Later during the storm, the Captain of the ship announced over the emergency loud speakers that there was an aviation fuel spill, the smoking lamp was out, and the air crew was to report immediately to their area. Dad said that several barrels of aviation gas had broken loose from their chains, and had spilled onto the storage floor. There were several inches of fuel on the floor and the risk of fire was extremely high. They immediately hooked up hoses and started to flush the fuel out into the ocean. Dad was surprised to see the Executive Officer, Commander Chen, wearing his slippers, working right along with them to clean up the fuel as fast as possible. Commander Chen rushed from his state room to make sure the fire risk was addressed ASAP. That really impressed dad too. When the fuel mess was finally cleaned up, Commander Chen personally thanked each of the guys. Dad said he was glad he was cleaning up the fuel compared to the guys that had to clean up the ship from all the sea sick sailors.
On the ship, the sailors slept in hammocks. Dad said they were comfortable after you got use to them. His hammock was aligned with the pitch of the ship, so that help cancel out / quiet down all the ship’s rolling movements. In their area, there was one sailor that had pretty poor hygiene and loved to work out in the weight room often. He didn’t shower regularly, so the other sailors in the area finally had had enough of his stink. They stripped him and dragged him into the shower and scrubbed him with brushes, and threatened to continue that if he didn’t improve his habits. Needless to say he got the message, and a clean well exfoliated skin.

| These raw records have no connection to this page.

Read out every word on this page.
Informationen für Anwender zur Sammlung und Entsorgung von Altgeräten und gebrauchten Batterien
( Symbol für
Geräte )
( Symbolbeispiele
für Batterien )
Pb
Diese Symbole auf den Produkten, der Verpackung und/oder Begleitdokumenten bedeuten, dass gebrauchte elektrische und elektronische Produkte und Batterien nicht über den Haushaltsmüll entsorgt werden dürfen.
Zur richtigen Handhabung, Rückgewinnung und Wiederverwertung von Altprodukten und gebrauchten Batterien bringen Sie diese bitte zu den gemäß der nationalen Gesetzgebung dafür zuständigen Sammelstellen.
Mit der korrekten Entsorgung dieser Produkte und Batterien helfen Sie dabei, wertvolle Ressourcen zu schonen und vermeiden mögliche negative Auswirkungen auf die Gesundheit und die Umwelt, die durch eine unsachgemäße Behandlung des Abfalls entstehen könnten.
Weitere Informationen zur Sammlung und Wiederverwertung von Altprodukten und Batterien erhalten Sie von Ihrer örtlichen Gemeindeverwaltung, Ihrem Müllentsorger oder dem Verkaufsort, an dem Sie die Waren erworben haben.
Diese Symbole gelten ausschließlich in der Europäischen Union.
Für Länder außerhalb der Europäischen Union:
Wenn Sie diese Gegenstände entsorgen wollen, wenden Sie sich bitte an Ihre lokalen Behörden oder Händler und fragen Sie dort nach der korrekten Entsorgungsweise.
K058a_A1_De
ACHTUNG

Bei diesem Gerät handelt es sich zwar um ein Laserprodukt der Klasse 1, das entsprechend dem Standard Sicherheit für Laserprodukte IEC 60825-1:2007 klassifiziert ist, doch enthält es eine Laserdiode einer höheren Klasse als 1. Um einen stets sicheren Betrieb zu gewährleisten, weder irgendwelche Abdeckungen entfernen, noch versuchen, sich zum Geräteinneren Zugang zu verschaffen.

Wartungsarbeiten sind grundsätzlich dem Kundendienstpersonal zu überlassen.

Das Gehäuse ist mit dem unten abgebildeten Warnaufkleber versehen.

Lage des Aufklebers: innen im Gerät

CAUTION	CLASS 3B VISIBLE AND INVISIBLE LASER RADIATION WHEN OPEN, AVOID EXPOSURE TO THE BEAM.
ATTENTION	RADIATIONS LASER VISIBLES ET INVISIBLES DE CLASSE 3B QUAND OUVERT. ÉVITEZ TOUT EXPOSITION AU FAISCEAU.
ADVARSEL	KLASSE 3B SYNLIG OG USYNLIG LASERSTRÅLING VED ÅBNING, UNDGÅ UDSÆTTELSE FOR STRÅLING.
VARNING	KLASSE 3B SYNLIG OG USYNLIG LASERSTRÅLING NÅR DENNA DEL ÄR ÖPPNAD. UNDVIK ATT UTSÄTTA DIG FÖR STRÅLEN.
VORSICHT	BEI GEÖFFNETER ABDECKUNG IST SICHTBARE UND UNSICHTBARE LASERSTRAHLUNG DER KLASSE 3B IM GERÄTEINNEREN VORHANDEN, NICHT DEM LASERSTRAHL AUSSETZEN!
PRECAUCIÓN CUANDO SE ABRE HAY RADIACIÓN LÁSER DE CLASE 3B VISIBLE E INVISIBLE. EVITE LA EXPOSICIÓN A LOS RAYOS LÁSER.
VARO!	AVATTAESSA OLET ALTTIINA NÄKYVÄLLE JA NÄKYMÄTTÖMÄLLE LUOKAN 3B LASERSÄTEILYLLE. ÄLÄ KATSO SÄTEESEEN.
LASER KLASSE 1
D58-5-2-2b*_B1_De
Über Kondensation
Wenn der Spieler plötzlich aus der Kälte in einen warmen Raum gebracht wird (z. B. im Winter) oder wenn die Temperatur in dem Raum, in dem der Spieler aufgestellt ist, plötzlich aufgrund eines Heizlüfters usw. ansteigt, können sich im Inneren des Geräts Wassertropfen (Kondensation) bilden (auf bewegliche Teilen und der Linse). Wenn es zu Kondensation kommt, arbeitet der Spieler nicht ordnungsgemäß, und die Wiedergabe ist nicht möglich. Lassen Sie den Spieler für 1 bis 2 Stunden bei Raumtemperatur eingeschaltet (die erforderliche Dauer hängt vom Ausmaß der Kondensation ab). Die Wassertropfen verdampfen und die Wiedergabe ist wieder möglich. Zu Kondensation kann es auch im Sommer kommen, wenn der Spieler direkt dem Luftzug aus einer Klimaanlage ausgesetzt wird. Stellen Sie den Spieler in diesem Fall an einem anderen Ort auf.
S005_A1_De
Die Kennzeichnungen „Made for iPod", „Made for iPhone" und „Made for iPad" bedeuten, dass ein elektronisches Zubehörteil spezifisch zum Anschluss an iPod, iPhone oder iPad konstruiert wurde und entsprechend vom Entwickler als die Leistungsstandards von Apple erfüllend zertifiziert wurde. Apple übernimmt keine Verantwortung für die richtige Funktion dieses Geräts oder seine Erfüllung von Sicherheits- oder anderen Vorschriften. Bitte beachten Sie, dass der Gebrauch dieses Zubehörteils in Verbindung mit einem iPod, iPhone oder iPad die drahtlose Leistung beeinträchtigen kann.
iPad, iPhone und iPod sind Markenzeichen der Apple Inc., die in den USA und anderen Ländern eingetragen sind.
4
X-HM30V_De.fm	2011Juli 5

As the ship travelled north towards New York for Navy Day, the entire crew went about cleaning the ship and fixing the equipment damaged in the hurricane. The damaged scout plane was in such bad shape that only a few major parts were salvaged before the plane was dumped over the side into the Atlantic. Word got around on the ship that President Truman was planning to come aboard the Helena while it was in New York, as part of the Navy Day celebration. The ship was polished and ready as they came into New York’s harbor, but Truman never stepped on board.
After a few days in New York, my dad got his final orders and his Honorable Discharge papers. He packed up all his belongings and as he was leaving the Helena, his Executive Officer, Commander Chen, who helped clean up the aviation gas spill, was there to shake his hand and wish him well. He saluted the officers and the ships flag and headed down the gangplank towards civilian life again.
Dad said he was on a train going back to Pennsylvania, when they stopped in some small town for a quick break. He ordered a sandwich and while he was eating it, it finally hit him that he was a civilian again. Within a few hours he was back on the farm with his parents (my grandparents).
Dad said he went into the Navy a skinny 130 pounds and came out of the Navy well over 160 pounds. So I guess the Navy agreed with him. I think if he made the rank of Chief, my dad may have stayed in the Navy a little longer. I know airplanes have been a continuing interest and hobby all his life, and it is probably one of the main reasons I became an Aeronautical/Aerospace Engineer too. Just one of the many things I still love to chat with my dad about.